I really enjoy reading books about startups. They keep me energized even when many people tell me my dream of starting a company after finishing grad school is extremely difficult and therefore I should opt for working for a larger company and try to get more experience. When everyone says “no you are not going to make it”, startup books and blog posts by ex-entrepreneurs make me stand up again.

I’ve always wanted to find more books like this, but it proved to be pretty difficult even in the US where there are so many successful startups. I liked both Betting It All and Founders at Work, but they cover so many companies that they lack details on how each one formed. Pour Your Heart Into It and Delivering Happiness are my favorites, and I was craving for more books like these two.

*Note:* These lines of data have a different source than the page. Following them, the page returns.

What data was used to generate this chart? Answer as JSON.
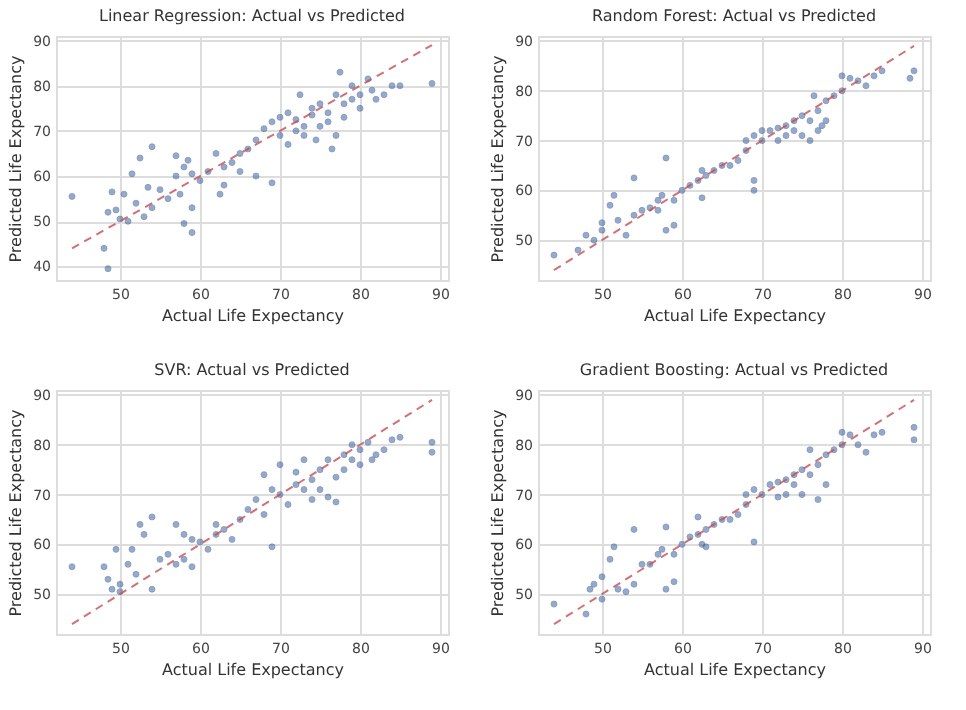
{
  "chart_data": [
    {
      "type": "scatter",
      "title": "Linear Regression: Actual vs Predicted",
      "xlabel": "Actual Life Expectancy",
      "ylabel": "Predicted Life Expectancy",
      "xlim": [
        42,
        91
      ],
      "xticks": [
        50,
        60,
        70,
        80,
        90
      ],
      "ylim": [
        37,
        91
      ],
      "yticks": [
        40,
        50,
        60,
        70,
        80,
        90
      ],
      "grid": true,
      "series": [
        {
          "type": "scatter",
          "marker": "circle",
          "color": "#4c72b0",
          "x": [
            44,
            48,
            48.5,
            48.5,
            49,
            49.5,
            50,
            50.5,
            51,
            51.5,
            52,
            52.5,
            53,
            53.5,
            54,
            54,
            55,
            56,
            57,
            57,
            57.5,
            58,
            58,
            58.5,
            59,
            59,
            59,
            60,
            61,
            62,
            62.5,
            63,
            63,
            64,
            65,
            65,
            66,
            67,
            67,
            68,
            69,
            69,
            70,
            70,
            71,
            71,
            72,
            72,
            72.5,
            73,
            73,
            74,
            74,
            74.5,
            75,
            75,
            76,
            76,
            76.5,
            77,
            77,
            77.5,
            78,
            78,
            79,
            79,
            80,
            80,
            81,
            81.5,
            82,
            83,
            84,
            85,
            89
          ],
          "values": [
            55.5,
            44,
            39.5,
            52,
            56.5,
            52.5,
            50.5,
            56,
            50,
            60.5,
            54,
            64,
            51,
            57.5,
            53,
            66.5,
            57,
            55,
            60,
            64.5,
            56,
            49.5,
            62,
            63.5,
            47.5,
            53,
            60.5,
            59,
            61,
            65,
            56,
            62,
            58,
            63,
            65,
            61,
            66,
            68,
            60,
            70.5,
            58.5,
            72,
            69,
            73,
            67,
            74,
            70,
            72.5,
            78,
            71,
            69,
            73.5,
            75,
            68,
            71,
            76,
            72,
            74,
            66,
            78,
            69,
            83,
            76,
            73,
            77,
            80,
            75,
            78,
            81.5,
            79,
            77,
            78,
            80,
            80,
            80.5
          ]
        },
        {
          "type": "line",
          "color": "#c44e52",
          "line_style": "dashed",
          "x": [
            44,
            89
          ],
          "values": [
            44,
            89
          ]
        }
      ]
    },
    {
      "type": "scatter",
      "title": "Random Forest: Actual vs Predicted",
      "xlabel": "Actual Life Expectancy",
      "ylabel": "Predicted Life Expectancy",
      "xlim": [
        42,
        91
      ],
      "xticks": [
        50,
        60,
        70,
        80,
        90
      ],
      "ylim": [
        42,
        91
      ],
      "yticks": [
        50,
        60,
        70,
        80,
        90
      ],
      "grid": true,
      "series": [
        {
          "type": "scatter",
          "marker": "circle",
          "color": "#4c72b0",
          "x": [
            44,
            47,
            48,
            49,
            50,
            50,
            51,
            51.5,
            52,
            53,
            54,
            54,
            55,
            56,
            57,
            57,
            57.5,
            58,
            58,
            59,
            59,
            60,
            61,
            62,
            62.5,
            62.5,
            63,
            64,
            65,
            66,
            67,
            68,
            68,
            69,
            69,
            69,
            70,
            70,
            71,
            72,
            72,
            73,
            73,
            74,
            74,
            75,
            75,
            76,
            76,
            76.5,
            77,
            77,
            77.5,
            78,
            78,
            79,
            80,
            80,
            81,
            82,
            83,
            84,
            85,
            88.5,
            89
          ],
          "values": [
            47,
            48,
            51,
            50,
            52,
            53.5,
            57,
            59,
            54,
            51,
            62.5,
            55,
            56,
            56.5,
            58,
            56,
            59,
            66.5,
            52,
            53,
            58,
            60,
            61,
            62,
            58.5,
            64,
            63,
            64,
            65,
            65,
            66,
            68,
            70,
            62,
            60,
            71,
            70,
            72,
            72,
            72.5,
            70,
            73,
            71,
            74,
            72,
            75,
            71,
            74,
            70,
            79,
            76,
            72,
            73,
            78,
            74,
            79,
            80,
            83,
            82.5,
            82,
            81,
            83,
            84,
            82.5,
            84
          ]
        },
        {
          "type": "line",
          "color": "#c44e52",
          "line_style": "dashed",
          "x": [
            44,
            89
          ],
          "values": [
            44,
            89
          ]
        }
      ]
    },
    {
      "type": "scatter",
      "title": "SVR: Actual vs Predicted",
      "xlabel": "Actual Life Expectancy",
      "ylabel": "Predicted Life Expectancy",
      "xlim": [
        42,
        91
      ],
      "xticks": [
        50,
        60,
        70,
        80,
        90
      ],
      "ylim": [
        42,
        91
      ],
      "yticks": [
        50,
        60,
        70,
        80,
        90
      ],
      "grid": true,
      "series": [
        {
          "type": "scatter",
          "marker": "circle",
          "color": "#4c72b0",
          "x": [
            44,
            48,
            48.5,
            49,
            49.5,
            50,
            50,
            51,
            51.5,
            52,
            52.5,
            53,
            54,
            54,
            55,
            56,
            57,
            57,
            58,
            58,
            59,
            59,
            60,
            61,
            62,
            62,
            63,
            64,
            65,
            66,
            67,
            68,
            68,
            69,
            69,
            70,
            70,
            71,
            72,
            72,
            73,
            73,
            74,
            74,
            75,
            75,
            76,
            76,
            77,
            77,
            78,
            78,
            79,
            79,
            80,
            80,
            81,
            81.5,
            82,
            83,
            84,
            85,
            89,
            89
          ],
          "values": [
            55.5,
            55.5,
            53,
            51,
            59,
            50.5,
            52,
            56,
            59,
            54,
            64,
            62,
            65.5,
            51,
            57,
            58,
            64,
            56,
            57,
            62,
            55.5,
            61,
            60.5,
            59,
            64,
            62,
            63,
            61,
            65,
            67,
            69,
            74,
            66,
            59.5,
            71,
            70,
            76,
            68,
            72,
            74.5,
            71,
            77,
            73,
            69,
            75,
            71,
            69.5,
            77,
            73.5,
            68.5,
            78,
            75,
            77,
            80,
            79,
            76,
            80.5,
            77,
            78,
            79,
            81,
            81.5,
            80.5,
            78.5
          ]
        },
        {
          "type": "line",
          "color": "#c44e52",
          "line_style": "dashed",
          "x": [
            44,
            89
          ],
          "values": [
            44,
            89
          ]
        }
      ]
    },
    {
      "type": "scatter",
      "title": "Gradient Boosting: Actual vs Predicted",
      "xlabel": "Actual Life Expectancy",
      "ylabel": "Predicted Life Expectancy",
      "xlim": [
        42,
        91
      ],
      "xticks": [
        50,
        60,
        70,
        80,
        90
      ],
      "ylim": [
        42,
        91
      ],
      "yticks": [
        50,
        60,
        70,
        80,
        90
      ],
      "grid": true,
      "series": [
        {
          "type": "scatter",
          "marker": "circle",
          "color": "#4c72b0",
          "x": [
            44,
            48,
            48.5,
            49,
            50,
            50,
            51,
            51.5,
            52,
            53,
            54,
            54,
            55,
            56,
            57,
            57.5,
            58,
            58,
            59,
            59,
            60,
            61,
            62,
            62,
            62.5,
            63,
            63,
            64,
            65,
            66,
            67,
            68,
            68,
            69,
            69,
            70,
            71,
            72,
            72,
            73,
            73,
            74,
            74,
            75,
            75,
            76,
            76,
            77,
            77,
            78,
            78,
            79,
            80,
            80,
            81,
            82,
            83,
            84,
            85,
            89,
            89
          ],
          "values": [
            48,
            46,
            51,
            52,
            49,
            53.5,
            57,
            59.5,
            51,
            50.5,
            63,
            52,
            56,
            56,
            58,
            59,
            63.5,
            51,
            52.5,
            58,
            60,
            61.5,
            62,
            65.5,
            60,
            59.5,
            63,
            64,
            65,
            65,
            66,
            68,
            70,
            60.5,
            71,
            70,
            72,
            72.5,
            69.5,
            73,
            70,
            74,
            72,
            75,
            70,
            74,
            79,
            69,
            76,
            72,
            78,
            79,
            80,
            82.5,
            82,
            80,
            78.5,
            82,
            82.5,
            83.5,
            81
          ]
        },
        {
          "type": "line",
          "color": "#c44e52",
          "line_style": "dashed",
          "x": [
            44,
            89
          ],
          "values": [
            44,
            89
          ]
        }
      ]
    }
  ]
}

Luckily, my college friend, Minjoo Yoo, wrote a fantastic book about Ticket Monster (TMon), one of the fastest growing social commerce startups in Korea that was just acquired by LivingSocial several months ago. I had heard about TMon since it was founded because two of the founders were close friends of mine at KAIST, but I didn’t know any of the details of how they really pulled it off since I was away in the US. Minjoo was the perfect person to write a book on TMon since he had introduced the 5 founders, three from UPenn and two from KAIST, and watched how they grew TMon from nothing to a No. 1 social commerce company in Korea with 700 employees in just 1.5 years (They even acquired a Malaysian company!).

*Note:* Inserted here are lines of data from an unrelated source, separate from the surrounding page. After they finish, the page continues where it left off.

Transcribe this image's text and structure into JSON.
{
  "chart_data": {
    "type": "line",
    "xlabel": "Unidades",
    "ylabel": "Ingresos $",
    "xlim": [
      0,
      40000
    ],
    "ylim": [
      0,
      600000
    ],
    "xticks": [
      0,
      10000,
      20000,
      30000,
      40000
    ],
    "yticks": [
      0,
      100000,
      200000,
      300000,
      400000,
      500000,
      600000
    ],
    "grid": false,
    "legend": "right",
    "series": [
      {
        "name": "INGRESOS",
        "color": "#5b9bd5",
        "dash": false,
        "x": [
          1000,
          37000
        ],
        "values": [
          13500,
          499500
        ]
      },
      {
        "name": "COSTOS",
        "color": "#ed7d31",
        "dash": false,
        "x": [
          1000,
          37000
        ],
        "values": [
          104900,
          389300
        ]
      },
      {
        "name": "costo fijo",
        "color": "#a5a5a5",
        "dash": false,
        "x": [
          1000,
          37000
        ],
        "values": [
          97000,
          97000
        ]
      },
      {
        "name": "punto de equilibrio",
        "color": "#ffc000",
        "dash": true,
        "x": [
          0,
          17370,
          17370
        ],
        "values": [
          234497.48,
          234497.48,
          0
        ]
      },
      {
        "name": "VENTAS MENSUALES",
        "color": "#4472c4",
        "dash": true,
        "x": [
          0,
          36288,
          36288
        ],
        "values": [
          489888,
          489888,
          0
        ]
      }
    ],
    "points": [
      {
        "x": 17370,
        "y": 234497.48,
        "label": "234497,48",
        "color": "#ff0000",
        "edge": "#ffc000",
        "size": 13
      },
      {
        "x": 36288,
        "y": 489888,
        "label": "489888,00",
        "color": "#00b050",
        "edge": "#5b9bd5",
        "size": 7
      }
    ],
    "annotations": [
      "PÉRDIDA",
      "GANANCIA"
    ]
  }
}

I believe anyone interested in starting a company will read this book and feel the urge to jump out and start something right away. Although Minjoo is not a startup management expert, his story-telling taught me so much about running a startup and reminded me of a lot of things I read in VC blogs. Here are the reasons I think this book is a must-read for anyone dreaming to do something.

You can relate to the founders

This isn’t a book about Bill Gates saying anyone can be like him if they work hard enough (I’m not sure if Bill Gates really said that). It’s not about Steve Jobs, a genius that appears every 50 years or so. It’s about 5 very normal guys all in their mid-twenties determined to start a company, but at the same time was afraid about the uncertainties. After TMon grows to hundreds of employees, the founders struggle to adjust their roles in this completely new setting. They have a hard time since none of them had experience managing a big organization. The reader can closely relate to the founders’ agony and joy, laughing and crying as the story goes on. The reader can imagine himself in the founders’ shoes and gain confidence that he can also pull off another ‘TMon’ with hard work and strong determination.

No BSing, just clear facts

Since the book was mainly written by Minjoo, not the founders, there is no sugar-coating about how wonderful the company is and how talented the founders are (a good example of such book gets two stars in Amazon). In fact, the book elaborates in great detail how disorganized TMon was in its early days. The founders are depicted as normal Korean kids who didn’t know how to spell “Tommy” in English. At the same time, the author is close enough to the founders to fill the book with interesting details (I was actually surprised how Minjoo remembered everything in so much detail). There are so many startup/tech books written by people who didn’t even have a chance to interview the founder of the company. I think half of those books contain the authors’ imagination, not hard facts.

Lessons to learn

There are so many lessons to learn in this book. First, the book iterates the well-known lesson that execution, not the idea, is most important to a startup. Some people might think TMon was lucky to be the first to copy Groupon and became successful without much work. The book basically argues that this is not true by presenting a lot of challenges the company faced and how the team made critical decisions that helped the company stay afloat. In the early days of TMon, the quality of one restaurant had degraded so badly that a bunch of TMon customers were demanding to get their money back (Yes..Koreans are the best at demanding stuff). It wasn’t really TMon’s fault that the restaurant accepted more coupons than they could manage. Nonetheless, TMon agreed to refund all the customers of that deal. The total cost was 20% of their entire capital, which is really significant for an early-stage startup struggling to raise funding. Without this hard decision, TMon could have earned a bad reputation and lost all its customers. A single misstep could have blown away the tiny startup. It is the series of these critical decisions, not mere ideas, that allow a startup to stay afloat and grow to be a great company.


Last but not least, the book is so much fun to read. I think the fact that the author is not a professional writer helped in that sense. He doesn’t use any fancy sentence to describe something. He just lists fact after fact after fact and includes a lot of conversations among the founders that makes me feel I’m just sitting there listening to them talk (Actually I could totally tell that the conversations were toned-down to avoid publishing a rated-R book). I felt like I was watching a movie showing what it’s like to work in a fast-growing startup. For example, a new guy is hired to take care of HR-related work only to find that only a few employees have insurance and benefits, and many don’t even know how much their salary is. He couldn’t find himself a desk, but realized that many people were scattered here and there just sitting on anything, working with their laptops.

I strongly recommend this book to anyone interested in not only startups, but also any kind of challenging work. The book shows how much a group of people can accomplish if you have the right team and determination. I would even say that if you don’t feel excited and pumped up after reading this book, you better change the way you live because otherwise you are not going to do much with your life.